Gotrade News - Otoritas pasar modal Amerika Serikat (SEC) bergerak di dua front penegakan dalam pekan ini. SEC menyelesaikan gugatan pengungkapan saham Twitter terhadap Elon Musk dan membuka penyelidikan dugaan kecurangan di pasar private credit. Kedua langkah ini menandakan regulator yang memperluas pengawasan ke luar saham publik tradisional.

Poin Penting

  • Trust atas nama Elon Musk akan membayar denda perdata 1,5 juta dolar AS untuk menyelesaikan gugatan SEC soal keterlambatan pengungkapan saham Twitter pada 2022, tanpa pengakuan bersalah.
  • Ketua SEC Paul Atkins mengonfirmasi di Milken Conference bahwa lembaganya sedang menyelidiki dugaan kecurangan di pasar private credit, tanpa menyebut nama perusahaan.
  • Atkins menyatakan private credit belum dipandang sebagai risiko sistemik, tetapi Financial Stability Oversight Council aktif memantau sektor ini.

Damai Musk Tutup Babak Twitter

Menurut Investing.com, kesepakatan ini menutup gugatan SEC yang diajukan pada Januari 2025. SEC menuduh Musk terlambat 11 hari mengumumkan kepemilikan awal 5 persen di Twitter. Keterlambatan ini memberi Musk waktu membeli saham lebih dari 500 juta dolar AS di harga yang lebih rendah sebelum mengungkapkan posisi 9,2 persen.

Denda dibayar oleh trust atas namanya, bukan Musk secara pribadi. SEC juga tidak meminta Musk mengembalikan sekitar 150 juta dolar AS yang menurut regulator dia hemat lewat pengungkapan terlambat.

Pengacara Musk, Alex Spiro, menyebut hasil ini sebagai pembebasan. Dia mengatakan kliennya "telah dibebaskan dari seluruh isu terkait keterlambatan pengisian formulir dalam akuisisi Twitter." Kesepakatan ini terpisah dari putusan juri Maret 2026 yang menyatakan Musk bersalah menipu pemegang saham Twitter dalam proses akuisisi.

Probe Private Credit Masuk Sorotan

Dilansir PYMNTS, Ketua SEC Paul Atkins menggunakan panggung Milken Institute Global Conference pada 4 Mei untuk membenarkan adanya pemeriksaan dugaan kecurangan di pasar private credit. "Ada tudingan kecurangan, dan saya tentu tidak bisa membicarakan kasus tertentu, tetapi kami juga menyelidikinya," kata Atkins.
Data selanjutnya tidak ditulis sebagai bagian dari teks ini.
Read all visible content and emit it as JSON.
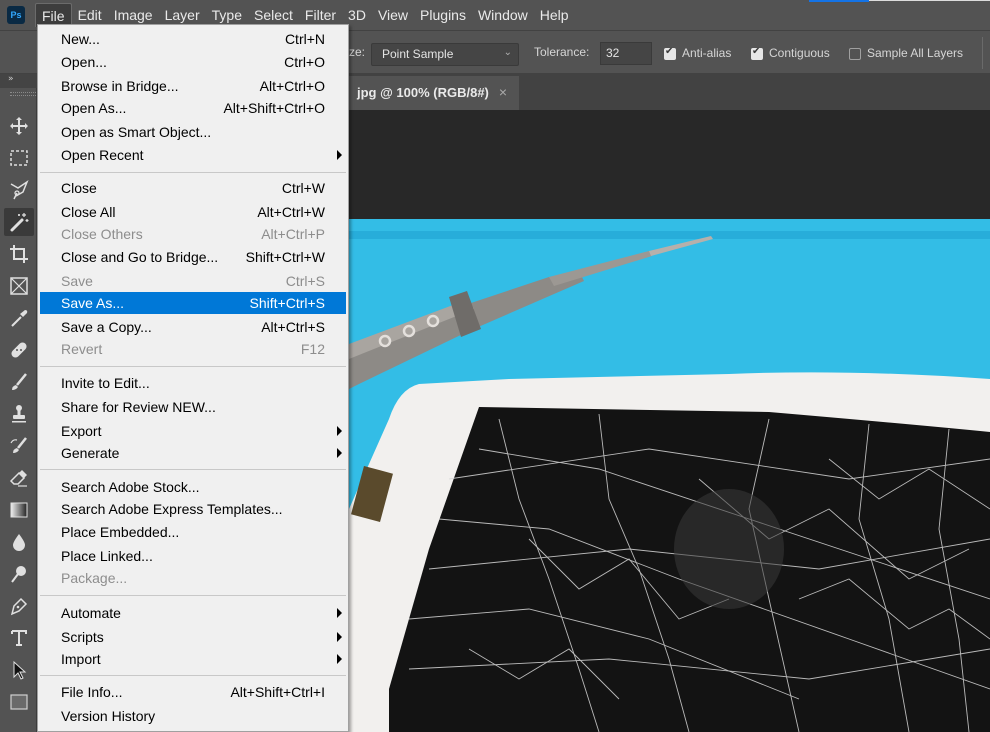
{
  "app": {
    "logo": "Ps",
    "menubar": [
      "File",
      "Edit",
      "Image",
      "Layer",
      "Type",
      "Select",
      "Filter",
      "3D",
      "View",
      "Plugins",
      "Window",
      "Help"
    ],
    "active_menu": "File"
  },
  "options": {
    "sample_size_label": "ze:",
    "sample_size_value": "Point Sample",
    "tolerance_label": "Tolerance:",
    "tolerance_value": "32",
    "anti_alias_label": "Anti-alias",
    "anti_alias_checked": true,
    "contiguous_label": "Contiguous",
    "contiguous_checked": true,
    "sample_all_layers_label": "Sample All Layers",
    "sample_all_layers_checked": false
  },
  "toolbar": {
    "collapse_label": "»",
    "tools": [
      {
        "name": "move-tool-icon"
      },
      {
        "name": "rectangular-marquee-tool-icon"
      },
      {
        "name": "lasso-tool-icon"
      },
      {
        "name": "magic-wand-tool-icon",
        "selected": true
      },
      {
        "name": "crop-tool-icon"
      },
      {
        "name": "frame-tool-icon"
      },
      {
        "name": "eyedropper-tool-icon"
      },
      {
        "name": "healing-brush-tool-icon"
      },
      {
        "name": "brush-tool-icon"
      },
      {
        "name": "clone-stamp-tool-icon"
      },
      {
        "name": "history-brush-tool-icon"
      },
      {
        "name": "eraser-tool-icon"
      },
      {
        "name": "gradient-tool-icon"
      },
      {
        "name": "blur-tool-icon"
      },
      {
        "name": "dodge-tool-icon"
      },
      {
        "name": "pen-tool-icon"
      },
      {
        "name": "type-tool-icon"
      },
      {
        "name": "path-selection-tool-icon"
      },
      {
        "name": "rectangle-tool-icon"
      }
    ]
  },
  "document": {
    "tab_title": "jpg @ 100% (RGB/8#)",
    "close_glyph": "×",
    "image_description": "Cracked smartphone screen on blue mat with precision screwdriver"
  },
  "file_menu": {
    "groups": [
      [
        {
          "label": "New...",
          "shortcut": "Ctrl+N"
        },
        {
          "label": "Open...",
          "shortcut": "Ctrl+O"
        },
        {
          "label": "Browse in Bridge...",
          "shortcut": "Alt+Ctrl+O"
        },
        {
          "label": "Open As...",
          "shortcut": "Alt+Shift+Ctrl+O"
        },
        {
          "label": "Open as Smart Object...",
          "shortcut": ""
        },
        {
          "label": "Open Recent",
          "shortcut": "",
          "submenu": true
        }
      ],
      [
        {
          "label": "Close",
          "shortcut": "Ctrl+W"
        },
        {
          "label": "Close All",
          "shortcut": "Alt+Ctrl+W"
        },
        {
          "label": "Close Others",
          "shortcut": "Alt+Ctrl+P",
          "disabled": true
        },
        {
          "label": "Close and Go to Bridge...",
          "shortcut": "Shift+Ctrl+W"
        },
        {
          "label": "Save",
          "shortcut": "Ctrl+S",
          "disabled": true
        },
        {
          "label": "Save As...",
          "shortcut": "Shift+Ctrl+S",
          "highlighted": true
        },
        {
          "label": "Save a Copy...",
          "shortcut": "Alt+Ctrl+S"
        },
        {
          "label": "Revert",
          "shortcut": "F12",
          "disabled": true
        }
      ],
      [
        {
          "label": "Invite to Edit...",
          "shortcut": ""
        },
        {
          "label": "Share for Review NEW...",
          "shortcut": ""
        },
        {
          "label": "Export",
          "shortcut": "",
          "submenu": true
        },
        {
          "label": "Generate",
          "shortcut": "",
          "submenu": true
        }
      ],
      [
        {
          "label": "Search Adobe Stock...",
          "shortcut": ""
        },
        {
          "label": "Search Adobe Express Templates...",
          "shortcut": ""
        },
        {
          "label": "Place Embedded...",
          "shortcut": ""
        },
        {
          "label": "Place Linked...",
          "shortcut": ""
        },
        {
          "label": "Package...",
          "shortcut": "",
          "disabled": true
        }
      ],
      [
        {
          "label": "Automate",
          "shortcut": "",
          "submenu": true
        },
        {
          "label": "Scripts",
          "shortcut": "",
          "submenu": true
        },
        {
          "label": "Import",
          "shortcut": "",
          "submenu": true
        }
      ],
      [
        {
          "label": "File Info...",
          "shortcut": "Alt+Shift+Ctrl+I"
        },
        {
          "label": "Version History",
          "shortcut": ""
        }
      ]
    ]
  },
  "colors": {
    "highlight": "#0078d7",
    "menu_bg": "#f0f0f0",
    "app_bg": "#535353",
    "canvas_bg": "#282828",
    "mat_blue": "#33bde6"
  }
}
Dia menambahkan bahwa SEC belum memandang private credit sebagai risiko sistemik "setidaknya saat ini." Gubernur Federal Reserve Michael Barr secara terpisah memperingatkan risiko "penularan psikologis," dan CEO JPMorgan Chase Jamie Dimon berulang kali memperingatkan titik tekanan di kelas aset ini.

Kenapa Penting Buat Investor

Untuk emiten yang memiliki eksposur ke private credit, penyelidikan ini menambah variabel baru yang perlu kamu pantau. Blackstone, KKR, dan BlackRock agresif memperluas bisnis private credit bersama bank besar seperti JPMorgan Chase, sehingga setiap aksi penegakan berpotensi menekan aliran dana berbasis biaya pengelolaan dan menambah ketidakpastian valuasi pinjaman swasta yang selama ini dinilai oleh manajer dana itu sendiri.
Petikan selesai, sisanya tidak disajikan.